I have read the paper. Could anyone tell me why k1 is picked by that way?

k1_ = floor(k1 / 4) + n + 1 (when n is even)
floor((k1 + 2 * n + 1) / 4) (when n is odd)

update_0:

After drawing some pictures, I can say the original author may have a mistake.

matrix = [
[ 1, 5, 9],
[10, 11, 13],
[12, 13, 15]
],
sub_matrix = [
[1,9],
[12,15]
]

let's say k_2=4,

k_2_hat would be (4+3)/4=1. Clearly, 1st elem in sub_matrix is 1 which is not largest integer smaller than 4th elem(10) in matrix.

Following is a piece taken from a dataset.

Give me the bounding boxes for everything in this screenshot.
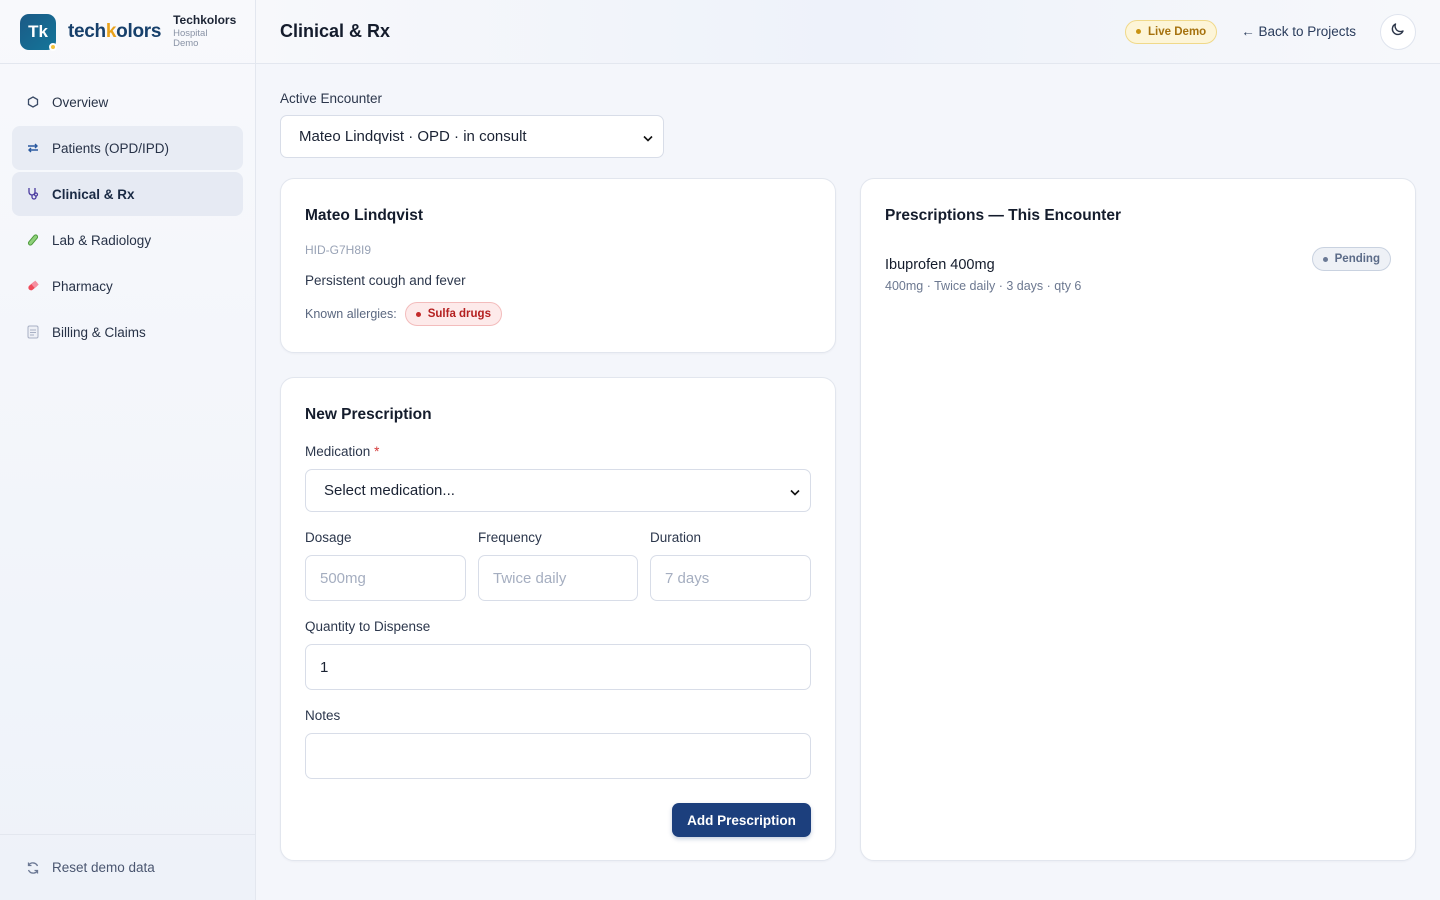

The above code @zhiqing_xiao provided proves my thought.

update_1:

I still think k1 selection is non-sense. We don't need it to AC. Here is my code based on @zhiqing_xiao great code,

class Solution {
public:
int kthSmallest(const vector<vector<int>> & matrix, int nth) {
if (nth == 1) { // corner case
return matrix.front().front();
}
size_t n = matrix.size();
vector<int> indices(n);
iota(indices.begin(), indices.end(), 0); // {1, 2, 3...}
array<int, 2> nth_range{{nth - 1, nth - 1}}; // zero-based indices, {lower_bound, upper_bound}
array<int, 2> vals = bi_select(matrix, indices, nth_range);
return vals[0];
}
private:
// nth, nth => val, val
array<int, 2> bi_select(const vector<vector<int>> & matrix, const vector<int> & indices,
const array<int, 2> & nth_range) {
size_t n = indices.size();
if (n == 2) { // base case
return bi_select_base(matrix, indices, nth_range);
}
// indices for sub_matrix
vector<int> sub_indices;
for (int i = 0; i < n; i += 2) {
sub_indices.push_back(indices[i]);
}
if (n % 2 == 0) { // even
sub_indices.push_back(indices.back());
}
// lower bound in sub is guaranteed to be 1/4, because 4 elements are folded into 1
// upper bound in sub is always last element(I have a different opinion with the author here)
array<int, 2> sub_nth_range{{nth_range[0] / 4, (int) (sub_indices.size() * sub_indices.size()) - 1}};
// call recursively
array<int, 2> sub_vals = bi_select(matrix, sub_indices, sub_nth_range);
// use cardinality to relocate
array<int, 2> num_less_x{};
vector<int> elems_between;
// saddleback search
array<int, 2> cols{{(int) n, (int) n}};
for (int row = 0; row < n; ++row) {
int row_idx = indices[row];
for (int i : {0, 1}) {
while (cols[i] > 0 && (matrix[row_idx][indices[cols[i] - 1]] >= sub_vals[i])) {
--cols[i];
}
num_less_x[i] += cols[i];
}
for (int col = cols[0]; col < cols[1]; ++col) {
elems_between.push_back(matrix[row_idx][indices[col]]);
}
}
array<int, 2> vals{};
for (int i : {0, 1}) {
int nth = nth_range[i];
if (nth < num_less_x[0]) {
// cannot make it more precise
vals[i] = sub_vals[0];
} else if (nth < num_less_x[1]) {
// O(n) nth_element
int offset = nth - num_less_x[0];
nth_element(elems_between.begin(), elems_between.begin() + offset, elems_between.end());
vals[i] = elems_between[offset];
} else {
// cannot make it more precise
vals[i] = sub_vals[1];
}
}
return vals;
}
array<int, 2> bi_select_base(const vector<vector<int>> & matrix, const vector<int> & indices,
const array<int, 2> & nth_range) {
vector<int> all_elems;
for (int i : indices) {
for (int j : indices) {
all_elems.push_back(matrix[i][j]);
}
}
sort(all_elems.begin(), all_elems.end());
array<int, 2> vals;
for (int i : {0, 1}) {
vals[i] = all_elems[nth_range[i]];
}
return vals;
}
};

The main idea is simple and elegant, but the k1 selection is really hard to understand and unnecessary. I guess it is kind of optimization.